Abstract: Large language models (LLMs) have shown remarkable capabilities in reasoning and world knowledge, making them promising components for intelligent robotic systems. However, current LLM serving architectures are poorly suited for time-sensitive tasks such as real-time control and decision-making in robotics. Inference is often slow—partly because LLMs are trained to reason with human language and operate within a rigid autoregressive decoding loop. More critically, existing systems lack temporal awareness, processing prompts in a first-come, first-served fashion without regard to deadlines or task priority. This talk presents our recent work on rethinking LLM serving to meet the stringent latency and responsiveness demands of robotic applications.
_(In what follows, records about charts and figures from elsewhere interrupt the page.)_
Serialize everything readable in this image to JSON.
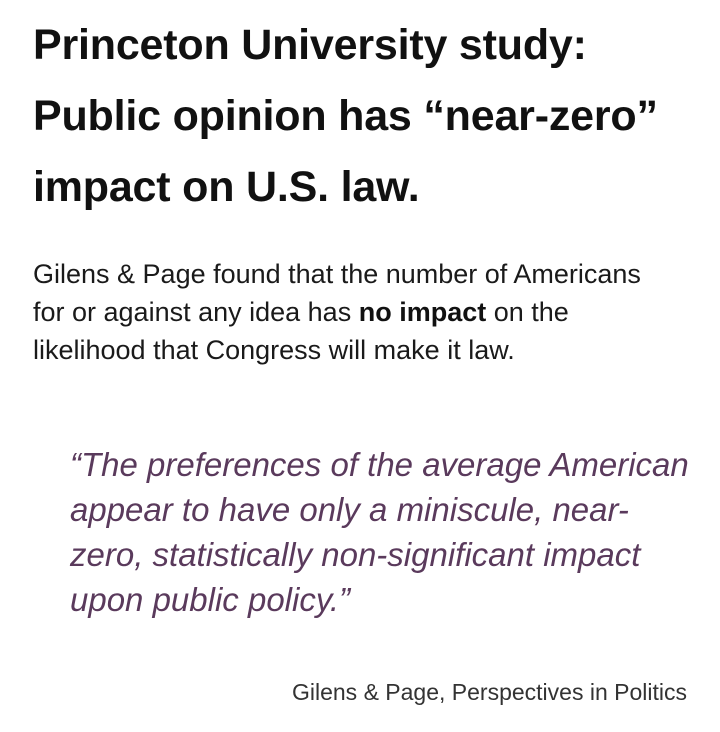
{
  "headline": "Princeton University study: Public opinion has “near-zero” impact on U.S. law.",
  "body": {
    "part1": "Gilens & Page found that the number of Americans for or against any idea has ",
    "emphasis": "no impact",
    "part2": " on the likelihood that Congress will make it law."
  },
  "quote": "“The preferences of the average American appear to have only a miniscule, near-zero, statistically non-significant impact upon public policy.”",
  "attribution": "Gilens & Page, Perspectives in Politics",
  "colors": {
    "quote_text": "#5a3a5c",
    "headline_text": "#111111"
  }
}
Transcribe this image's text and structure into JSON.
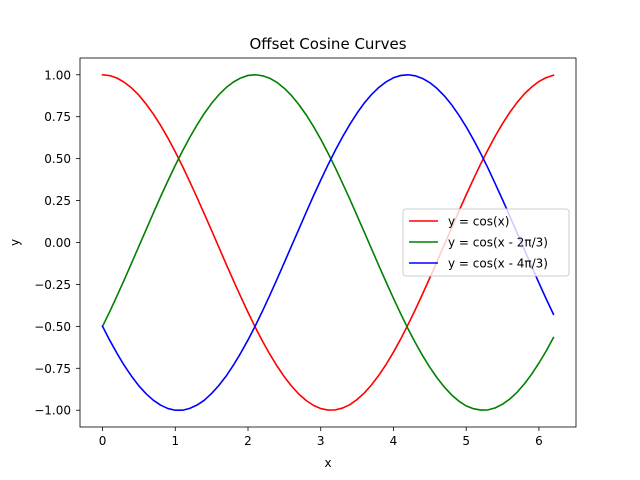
{
  "chart_data": {
    "type": "line",
    "title": "Offset Cosine Curves",
    "xlabel": "x",
    "ylabel": "y",
    "xlim": [
      -0.31,
      6.51
    ],
    "ylim": [
      -1.1,
      1.1
    ],
    "x_ticks": [
      {
        "value": 0,
        "label": "0"
      },
      {
        "value": 1,
        "label": "1"
      },
      {
        "value": 2,
        "label": "2"
      },
      {
        "value": 3,
        "label": "3"
      },
      {
        "value": 4,
        "label": "4"
      },
      {
        "value": 5,
        "label": "5"
      },
      {
        "value": 6,
        "label": "6"
      }
    ],
    "y_ticks": [
      {
        "value": 1.0,
        "label": "1.00"
      },
      {
        "value": 0.75,
        "label": "0.75"
      },
      {
        "value": 0.5,
        "label": "0.50"
      },
      {
        "value": 0.25,
        "label": "0.25"
      },
      {
        "value": 0.0,
        "label": "0.00"
      },
      {
        "value": -0.25,
        "label": "−0.25"
      },
      {
        "value": -0.5,
        "label": "−0.50"
      },
      {
        "value": -0.75,
        "label": "−0.75"
      },
      {
        "value": -1.0,
        "label": "−1.00"
      }
    ],
    "grid": false,
    "legend_position": "center-right",
    "x": [
      0.0,
      0.1,
      0.2,
      0.3,
      0.4,
      0.5,
      0.6,
      0.7,
      0.8,
      0.9,
      1.0,
      1.1,
      1.2,
      1.3,
      1.4,
      1.5,
      1.6,
      1.7,
      1.8,
      1.9,
      2.0,
      2.1,
      2.2,
      2.3,
      2.4,
      2.5,
      2.6,
      2.7,
      2.8,
      2.9,
      3.0,
      3.1,
      3.2,
      3.3,
      3.4,
      3.5,
      3.6,
      3.7,
      3.8,
      3.9,
      4.0,
      4.1,
      4.2,
      4.3,
      4.4,
      4.5,
      4.6,
      4.7,
      4.8,
      4.9,
      5.0,
      5.1,
      5.2,
      5.3,
      5.4,
      5.5,
      5.6,
      5.7,
      5.8,
      5.9,
      6.0,
      6.1,
      6.2
    ],
    "series": [
      {
        "name": "y = cos(x)",
        "color": "#ff0000",
        "values": [
          1.0,
          0.995,
          0.98,
          0.955,
          0.921,
          0.878,
          0.825,
          0.765,
          0.697,
          0.622,
          0.54,
          0.454,
          0.362,
          0.267,
          0.17,
          0.071,
          -0.029,
          -0.129,
          -0.227,
          -0.323,
          -0.416,
          -0.505,
          -0.589,
          -0.666,
          -0.737,
          -0.801,
          -0.857,
          -0.904,
          -0.942,
          -0.971,
          -0.99,
          -0.999,
          -0.998,
          -0.987,
          -0.967,
          -0.936,
          -0.897,
          -0.848,
          -0.791,
          -0.726,
          -0.654,
          -0.575,
          -0.49,
          -0.401,
          -0.307,
          -0.211,
          -0.112,
          -0.012,
          0.087,
          0.187,
          0.284,
          0.378,
          0.469,
          0.554,
          0.635,
          0.709,
          0.776,
          0.835,
          0.886,
          0.927,
          0.96,
          0.983,
          0.997
        ]
      },
      {
        "name": "y = cos(x - 2π/3)",
        "color": "#008000",
        "values": [
          -0.5,
          -0.411,
          -0.317,
          -0.221,
          -0.122,
          -0.022,
          0.077,
          0.177,
          0.275,
          0.369,
          0.46,
          0.546,
          0.627,
          0.702,
          0.77,
          0.83,
          0.881,
          0.924,
          0.957,
          0.981,
          0.996,
          1.0,
          0.994,
          0.979,
          0.954,
          0.919,
          0.875,
          0.822,
          0.761,
          0.692,
          0.616,
          0.533,
          0.446,
          0.353,
          0.258,
          0.16,
          0.061,
          -0.039,
          -0.139,
          -0.237,
          -0.333,
          -0.425,
          -0.514,
          -0.597,
          -0.674,
          -0.744,
          -0.807,
          -0.862,
          -0.909,
          -0.946,
          -0.974,
          -0.991,
          -0.999,
          -0.998,
          -0.986,
          -0.964,
          -0.933,
          -0.893,
          -0.843,
          -0.785,
          -0.719,
          -0.647,
          -0.567
        ]
      },
      {
        "name": "y = cos(x - 4π/3)",
        "color": "#0000ff",
        "values": [
          -0.5,
          -0.584,
          -0.662,
          -0.734,
          -0.798,
          -0.855,
          -0.902,
          -0.941,
          -0.97,
          -0.99,
          -1.0,
          -1.0,
          -0.989,
          -0.969,
          -0.94,
          -0.9,
          -0.852,
          -0.796,
          -0.731,
          -0.659,
          -0.581,
          -0.497,
          -0.408,
          -0.314,
          -0.218,
          -0.119,
          -0.019,
          0.08,
          0.18,
          0.278,
          0.372,
          0.463,
          0.549,
          0.63,
          0.704,
          0.772,
          0.832,
          0.883,
          0.925,
          0.958,
          0.982,
          0.996,
          1.0,
          0.994,
          0.978,
          0.953,
          0.918,
          0.874,
          0.821,
          0.759,
          0.69,
          0.613,
          0.531,
          0.443,
          0.35,
          0.255,
          0.157,
          0.058,
          -0.043,
          -0.142,
          -0.241,
          -0.336,
          -0.428
        ]
      }
    ]
  }
}
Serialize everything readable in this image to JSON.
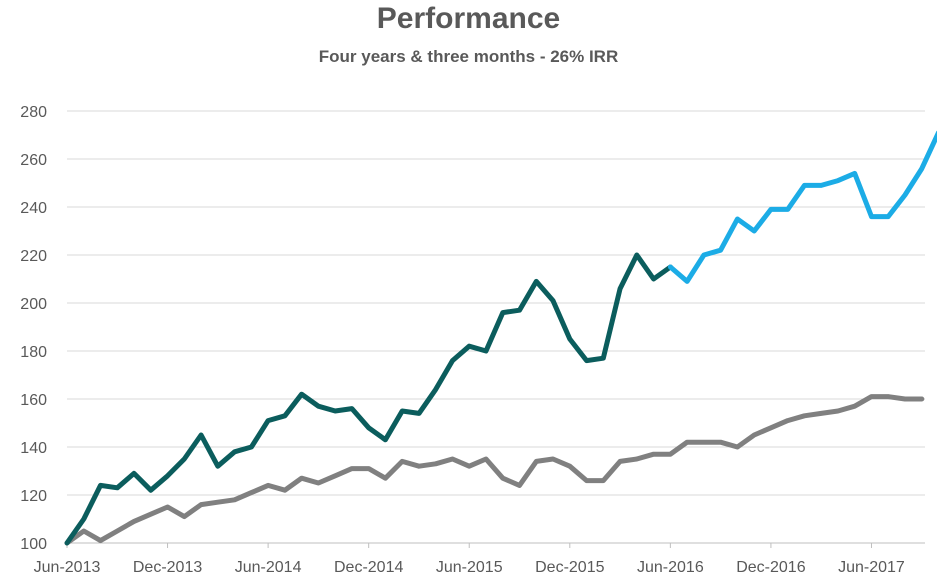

It will highlight key design principles and outline a multidisciplinary research agenda.

Bio: Lin Zhong is Joseph C. Tsai Professor of Computer Science with Yale University. He received his B.S and M.S. from Tsinghua University and Ph.D. from Princeton University. From 2005 to 2019, he was with Rice University. At Yale, he leads the Efficient Computing Lab to make computing, communication, and interfacing more efficient and effective. He and his students received the best paper awards from ACM MobileHCI, IEEE PerCom, ACM MobiSys (3), ACM ASPLOS, IEEE QCE and NDSS. He is a recipient of the NSF CAREER Award, the Duncan Award from Rice University, the RockStar Award (2014) and Test of Time Award (2022) from ACM SIGMOBILE. He is a Fellow of IEEE and ACM. More information about his research can be found at https://www.yecl.org/.

Abstract: Artificial intelligence (AI) advancements that interact with the physical world through robots, wearables, and cameras are coming. Consider a domestic service where a team of simple robots helps tidy up. An individual robot may be capable of simple tasks on its own, like picking up trash; other tasks, such as unpacking and putting away groceries, may require multiple robots to coordinate. These robots will require physical AI to translate visual and audio observations into semantics and capture the location and motion of objects. The robots will process data from microphones, LIDAR, and cameras to safely navigate and manipulate objects. The robots may also use information from cameras and microphones in the home. This talk will consider how these systems might influence our sense of privacy (and vice versa), and what regulatory and technical guardrails (if any) might emerge as sensing and AI become seamlessly integrated with our physical environments.

Bio: Landon Cox is a Senior Principal Researcher at Microsoft Research, Redmond. He most recently worked on Azure Programmable Connectivity (APC) and helped deploy Exposure Notification in the state of Washington. Landon was honored as an ACM Distinguished Member for his work on privacy in mobile computing and operating systems and received a SIGOPS Hall of Fame Award for his OSDI 2010 paper. Prior to joining Microsoft, he was a tenured professor at Duke University.